Great work! I'd recommend including the "max_length=77" parameter in your example, and it seems like the huggingface hosted interface is broken because of the tokenizer. Also, I think your website link on X is outdated.
Eh? Perhaps this is cultural? I wasn’t aware Christmas cake was a thing but if I had to guess it would just be normal cake with green, red, white colors/icing and Christmas themed decorations. Sure enough, that’s most of what shows up on Google image search. It’s also exactly what SD-XL outputs in my (limited) testing. It doesn’t surprise _me_ too much that a text to image model struggles with that concept because it feels rare and under specified. Having said that, I live in the US south and maybe I’m just ignorant to all that. We mostly eat various pies here.

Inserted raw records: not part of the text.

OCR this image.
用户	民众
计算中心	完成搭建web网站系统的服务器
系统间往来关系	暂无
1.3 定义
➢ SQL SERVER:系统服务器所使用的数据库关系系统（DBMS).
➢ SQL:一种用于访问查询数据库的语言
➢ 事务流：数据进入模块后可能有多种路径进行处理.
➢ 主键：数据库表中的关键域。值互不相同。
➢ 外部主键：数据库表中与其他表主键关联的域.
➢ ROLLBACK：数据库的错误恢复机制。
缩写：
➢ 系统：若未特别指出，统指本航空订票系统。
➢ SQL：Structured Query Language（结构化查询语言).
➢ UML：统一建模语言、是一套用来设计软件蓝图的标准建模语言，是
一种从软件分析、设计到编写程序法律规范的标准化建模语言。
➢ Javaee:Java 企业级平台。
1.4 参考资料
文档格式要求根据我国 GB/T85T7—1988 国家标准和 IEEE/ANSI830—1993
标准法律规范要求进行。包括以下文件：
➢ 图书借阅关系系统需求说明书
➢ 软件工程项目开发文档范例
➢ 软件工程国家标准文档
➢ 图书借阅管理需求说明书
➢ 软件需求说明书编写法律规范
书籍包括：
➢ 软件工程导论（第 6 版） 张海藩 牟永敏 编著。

This is neat and some thing (aka text "expanders") that I imagine a lot of the commercial offerings (midjourney, etc) are using behind the scenes.
This seems to be targeting SDXL workflows, but in my experience a lot of the custom checkpoints derived from SDXL can have widely divergent recommended prompting styles ranging from natural language to just a list of booru tags.
So I'm guessing this is really only optimized for base SDXL, but I would be curious to see how well it worked on some of the more SOTA SDXL checkpoints such as juggernaut and unstable.
I haven't tested extensively with non SDXL based checkpoints but there's nothing really SDXL specific about the model; if you're using a fine-tune that's trained on booru-style tags, it will probably not work as well - but otherwise it should work just fine. And in that case, just fork the project and tune it on however your fine-tune prompts best :)
I'm surprised this isn't getting more love. I love the concept of finetuned, hyper-specific, tiny LLMs. Of course, the data is the most important part.
Thanks for the kind words! I started with the 780M param flan-t5-large model, and kept trying smaller and smaller base models - I was shocked at how good the output was at 77M. As you go smaller, though, it's much easier to accidentally overfit or collapse the model and produce gibberish. Had to be very careful with hyperparams and sanitizing / filtering the dataset.
You could definitely use this for upsampling negative prompts, though I haven't tested that much. In theory, future T2I models shouldn't need to be negatively prompted as much; I find it's better to focus on really high quality positive prompts, as that is closer to the captions the model was trained on.
I was reading a blog today[1] that was pretty confident that "continual orders-of-magnitude increases in compute usage [by AI] will utterly drown any changes in efficiency" but this is just one of a million ways we can make AI more efficient. It doesn't seem like a foregone conclusion that the costs will get order-of-magnitudeS more expensive on every axis.
Yup, the model will still forget details sometimes. This is a common issue with prompt upsampling methods, but I'm hoping to improve this with the next version.